The Sydney resident was infectious in the following locations between 28 February and 6 March:
  • 28 February – Virgin Airlines Flight VA70 from Bali, Indonesia, departing Denpasar at 10.30pm local time and arriving in Sydney at 7.30am on 1 March
  • 4 March – a pharmacy on Auburn Road in Auburn at around midday
  • 4,7 and 8 March – NAS Medical Centre, Auburn
  • 6 March – Auburn Hospital Emergency Department. (NSW public health staff members are directly contacting other members of the public known to have visited the medical centre and emergency department at the same time as the infectious case.)
The Brisbane resident was infectious while in transit in Sydney between 2 and 3 March:
  • 2 March – Virgin Flight VA70 Denpasar (Bali) to Sydney, departing at 10.30pm (local) and arriving in Sydney at 7.30am on 3 March
  • 3 March – morning – Sydney International Airport
  • 3 March, 8.00am – Terminal transfer bus from International to Domestic Terminal 
  • 3 March, morning – Sydney Domestic Airport
  • 3 March – Virgin Flight VA932 Sydney to Brisbane, departed Sydney at 9.00am, arriving in Brisbane at 9.30am.

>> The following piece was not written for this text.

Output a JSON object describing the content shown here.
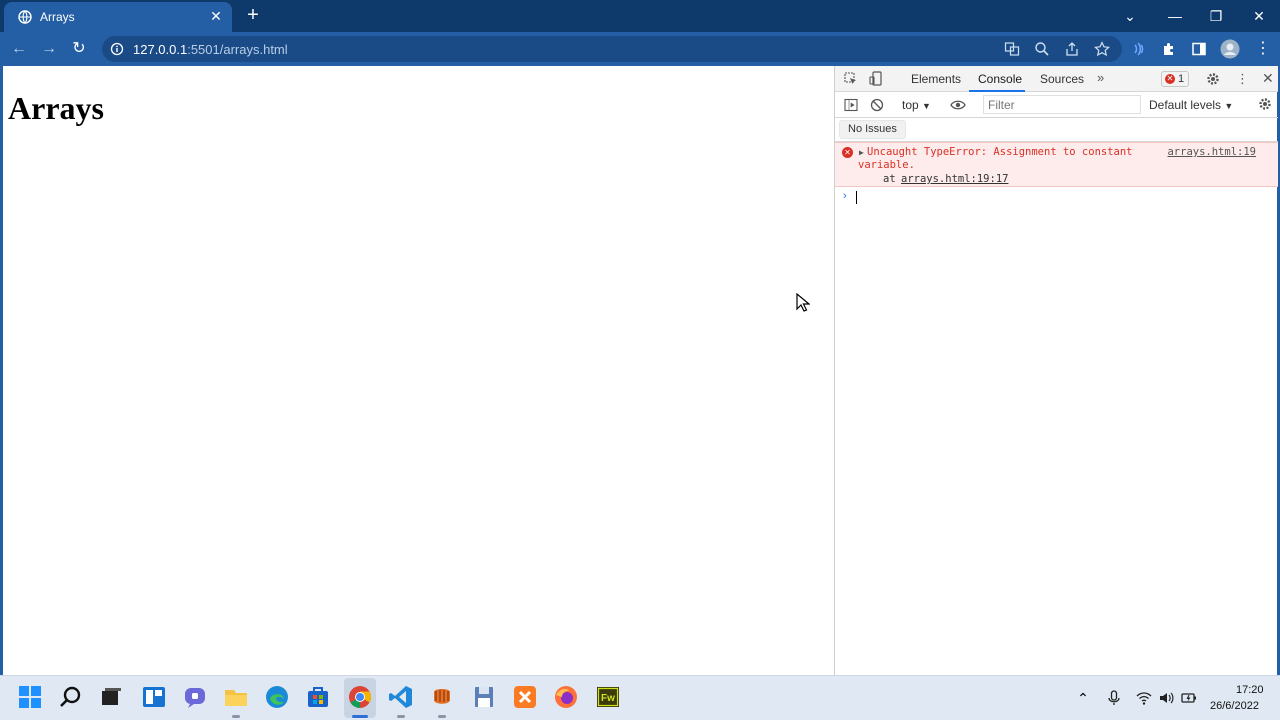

This is the second measles warning NSW Health has issued this week alone and the fourth this year, with the total number of measles cases statewide now at eight for 2017. All NSW residents contracted the disease overseas.
 
Anyone born during or since 1966 should have two doses of vaccine (at least four weeks apart). For young children, the measles vaccine is recommended at 12 months and again at 18 months of age. NSW Health offers free MMR (measles-mumps-rubella) vaccine through GPs for people born during or since 1966 with no records of having received two doses of MMR vaccine. It is safe to have the vaccine more than twice, so people who are unsure should be vaccinated.
 
Ensure that patients planning to travel overseas are fully vaccinated against measles before departure to reduce their risk of contracting measles and bringing the disease back to Australia.